I had actually read the first of the Farseer books, but had *forgotten* how good it was. Though I still think it would have been better if it was written third person.


September 8th, 2005, 02:47 PM
Why 1st person?

1. To limit what can be told (3rd limited does that just as well)
2. To facilitate close identification
3. To have a reason to write in a particular "voice"

Missed anything? Probably.

The best stories integrate the PoV into the story, though.

Example: Mike Resnick's story "Barnaby in Exile" is the story of Barnaby the bonobo in one of those "can we teach primates to speak?"-projects. It's written from Barnaby's perspective. The PoV is the ideal one for those:

1. There are concepts in the story, such as funding of projects, that the narrator doesn't understand. On the other hand, the extent to which Barnaby has mastered language is hidden from the people who run the project. Because the researcher's PoV is closer to that of the reader, it is easy for the reader to work out what's going on with the project, while - at the same time - s/he gets the inner workings of the Bonobo's mind. So, basically, the reader knows more than all involved (either the researchers or the Bonobo) without ever being told explicitly.

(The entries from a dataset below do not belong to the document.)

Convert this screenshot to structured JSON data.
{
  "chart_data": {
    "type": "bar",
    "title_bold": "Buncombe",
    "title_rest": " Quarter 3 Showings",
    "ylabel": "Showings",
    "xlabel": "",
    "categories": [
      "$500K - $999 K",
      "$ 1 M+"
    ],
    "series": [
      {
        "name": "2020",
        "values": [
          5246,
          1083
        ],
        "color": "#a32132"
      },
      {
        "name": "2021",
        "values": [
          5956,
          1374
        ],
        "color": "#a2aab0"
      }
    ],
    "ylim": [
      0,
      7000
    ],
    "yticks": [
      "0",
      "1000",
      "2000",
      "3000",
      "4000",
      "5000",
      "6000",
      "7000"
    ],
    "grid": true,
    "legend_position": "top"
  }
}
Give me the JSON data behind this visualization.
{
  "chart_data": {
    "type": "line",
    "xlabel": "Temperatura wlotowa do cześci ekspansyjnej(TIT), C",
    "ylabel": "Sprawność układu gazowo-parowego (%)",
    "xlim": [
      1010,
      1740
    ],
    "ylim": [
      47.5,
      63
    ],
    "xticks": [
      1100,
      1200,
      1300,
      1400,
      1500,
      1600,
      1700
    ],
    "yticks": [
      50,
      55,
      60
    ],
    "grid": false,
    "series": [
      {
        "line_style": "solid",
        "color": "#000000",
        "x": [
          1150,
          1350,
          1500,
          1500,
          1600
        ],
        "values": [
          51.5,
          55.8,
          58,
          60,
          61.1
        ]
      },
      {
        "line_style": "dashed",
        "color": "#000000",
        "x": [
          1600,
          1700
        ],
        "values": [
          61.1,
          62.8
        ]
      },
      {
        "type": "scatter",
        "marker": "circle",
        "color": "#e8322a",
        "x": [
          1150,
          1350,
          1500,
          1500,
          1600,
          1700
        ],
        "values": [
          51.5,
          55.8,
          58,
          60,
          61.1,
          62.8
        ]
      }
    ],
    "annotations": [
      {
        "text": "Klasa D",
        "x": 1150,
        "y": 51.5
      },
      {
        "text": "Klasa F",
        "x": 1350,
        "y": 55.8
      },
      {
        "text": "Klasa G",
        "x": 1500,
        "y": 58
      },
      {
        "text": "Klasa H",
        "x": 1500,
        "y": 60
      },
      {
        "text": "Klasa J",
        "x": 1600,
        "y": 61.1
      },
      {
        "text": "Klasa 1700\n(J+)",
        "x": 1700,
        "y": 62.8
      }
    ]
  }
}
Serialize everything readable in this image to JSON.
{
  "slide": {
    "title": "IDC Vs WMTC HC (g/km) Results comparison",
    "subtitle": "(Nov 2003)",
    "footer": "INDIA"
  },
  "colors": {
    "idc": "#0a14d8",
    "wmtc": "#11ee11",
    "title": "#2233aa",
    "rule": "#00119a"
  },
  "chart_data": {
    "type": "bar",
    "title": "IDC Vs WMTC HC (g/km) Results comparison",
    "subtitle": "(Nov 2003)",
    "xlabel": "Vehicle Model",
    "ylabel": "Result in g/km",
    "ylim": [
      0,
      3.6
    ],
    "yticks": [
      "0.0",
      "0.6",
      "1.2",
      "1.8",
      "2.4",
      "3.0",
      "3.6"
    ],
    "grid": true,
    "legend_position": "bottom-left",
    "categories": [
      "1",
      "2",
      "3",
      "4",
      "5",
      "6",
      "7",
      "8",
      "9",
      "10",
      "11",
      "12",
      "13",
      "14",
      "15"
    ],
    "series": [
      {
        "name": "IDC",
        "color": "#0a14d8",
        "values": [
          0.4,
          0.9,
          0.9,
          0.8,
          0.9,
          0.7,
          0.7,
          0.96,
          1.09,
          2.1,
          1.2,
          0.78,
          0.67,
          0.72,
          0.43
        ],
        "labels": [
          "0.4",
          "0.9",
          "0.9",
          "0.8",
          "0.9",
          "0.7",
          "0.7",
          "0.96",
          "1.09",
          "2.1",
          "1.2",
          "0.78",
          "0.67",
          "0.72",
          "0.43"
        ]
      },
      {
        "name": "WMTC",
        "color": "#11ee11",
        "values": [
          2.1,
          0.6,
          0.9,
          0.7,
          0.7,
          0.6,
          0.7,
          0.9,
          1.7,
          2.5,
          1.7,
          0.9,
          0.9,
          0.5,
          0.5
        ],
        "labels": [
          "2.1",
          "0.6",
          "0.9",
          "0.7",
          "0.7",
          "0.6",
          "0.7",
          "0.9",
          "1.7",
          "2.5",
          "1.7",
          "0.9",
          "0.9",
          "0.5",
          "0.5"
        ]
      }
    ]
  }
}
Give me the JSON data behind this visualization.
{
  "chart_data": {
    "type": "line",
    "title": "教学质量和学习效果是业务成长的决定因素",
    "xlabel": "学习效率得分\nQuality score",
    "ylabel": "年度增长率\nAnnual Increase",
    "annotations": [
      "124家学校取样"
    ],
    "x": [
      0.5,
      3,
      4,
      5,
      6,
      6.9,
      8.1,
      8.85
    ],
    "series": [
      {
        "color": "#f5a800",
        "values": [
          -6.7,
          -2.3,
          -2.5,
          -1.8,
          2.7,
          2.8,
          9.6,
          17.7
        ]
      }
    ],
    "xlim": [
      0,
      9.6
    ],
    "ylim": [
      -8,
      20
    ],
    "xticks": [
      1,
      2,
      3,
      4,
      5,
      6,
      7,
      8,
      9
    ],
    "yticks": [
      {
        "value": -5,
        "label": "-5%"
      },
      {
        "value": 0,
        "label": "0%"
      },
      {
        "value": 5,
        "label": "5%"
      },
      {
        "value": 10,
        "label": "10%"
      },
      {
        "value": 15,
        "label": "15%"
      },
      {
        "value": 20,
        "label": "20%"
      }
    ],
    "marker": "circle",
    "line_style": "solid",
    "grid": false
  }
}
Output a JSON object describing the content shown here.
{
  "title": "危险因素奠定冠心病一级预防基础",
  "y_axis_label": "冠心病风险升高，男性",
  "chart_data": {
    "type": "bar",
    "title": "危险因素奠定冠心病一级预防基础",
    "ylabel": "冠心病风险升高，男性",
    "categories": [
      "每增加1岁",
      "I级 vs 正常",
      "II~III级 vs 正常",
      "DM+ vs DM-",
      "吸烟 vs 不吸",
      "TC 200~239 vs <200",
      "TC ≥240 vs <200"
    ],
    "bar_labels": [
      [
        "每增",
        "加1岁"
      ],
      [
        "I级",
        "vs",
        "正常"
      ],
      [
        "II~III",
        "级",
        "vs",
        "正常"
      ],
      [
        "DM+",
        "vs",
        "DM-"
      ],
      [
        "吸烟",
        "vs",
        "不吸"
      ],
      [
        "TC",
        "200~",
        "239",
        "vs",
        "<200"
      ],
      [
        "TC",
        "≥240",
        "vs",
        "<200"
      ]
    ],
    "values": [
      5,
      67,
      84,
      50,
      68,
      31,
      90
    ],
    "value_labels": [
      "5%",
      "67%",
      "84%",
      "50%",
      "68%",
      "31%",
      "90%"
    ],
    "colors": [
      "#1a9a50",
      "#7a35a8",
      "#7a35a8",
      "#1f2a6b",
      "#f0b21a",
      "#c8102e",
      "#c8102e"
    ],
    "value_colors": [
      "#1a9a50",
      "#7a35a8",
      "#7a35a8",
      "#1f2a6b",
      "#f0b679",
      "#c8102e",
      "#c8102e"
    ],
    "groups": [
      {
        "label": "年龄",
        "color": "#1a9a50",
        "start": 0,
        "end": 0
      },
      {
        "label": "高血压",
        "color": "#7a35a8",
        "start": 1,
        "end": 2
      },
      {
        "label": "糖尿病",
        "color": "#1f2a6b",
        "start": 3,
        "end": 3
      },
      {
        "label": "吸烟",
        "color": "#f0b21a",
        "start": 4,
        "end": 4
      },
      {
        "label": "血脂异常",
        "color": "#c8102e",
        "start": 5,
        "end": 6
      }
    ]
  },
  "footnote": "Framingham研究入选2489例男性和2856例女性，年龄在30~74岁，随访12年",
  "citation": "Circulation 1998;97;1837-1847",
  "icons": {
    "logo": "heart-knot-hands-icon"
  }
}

Also, the simple persperctive also creates an impression of naivety, which has two results. (1) It gains Barnaby immediate sympathy and (2) it re-casts concepts we take for granted (fame, for example) in a new light (you'll possibly re-think them from another perspective). The effect of the simple language will be less likely one of identification; more likely you'll feel like you're reading your child's diary.

Telling the story in 3rd person would result in a far less effective story, I think.

There's a lot more to 1st person than just identification. Heck, if you want identification, sometimes 2nd person can be more effective than 1st. There's no superior or inferior PoV, IMO; not in the mainstream and not in genre fiction. The narrative technique should always depend on the story.

September 9th, 2005, 01:03 AM
It is used way to much in amature writing and that ruined it for me.

I disagree. It all depends on the person, but most people write in 3rd until they figure out that they need to consider voice and perspective. I too once hated 1st person. So many short stories that win awards and get published are written in 1st person. It's probably for a reason.

Not that there aren't any drawbacks; the teller's survival is guaranteed and he/she/it has to be there for much of the story. But I think every story needs a storyteller.

Also, to=too and amature=amateur. If someone called me an amateur just because I liked to write, I'd probably smack them.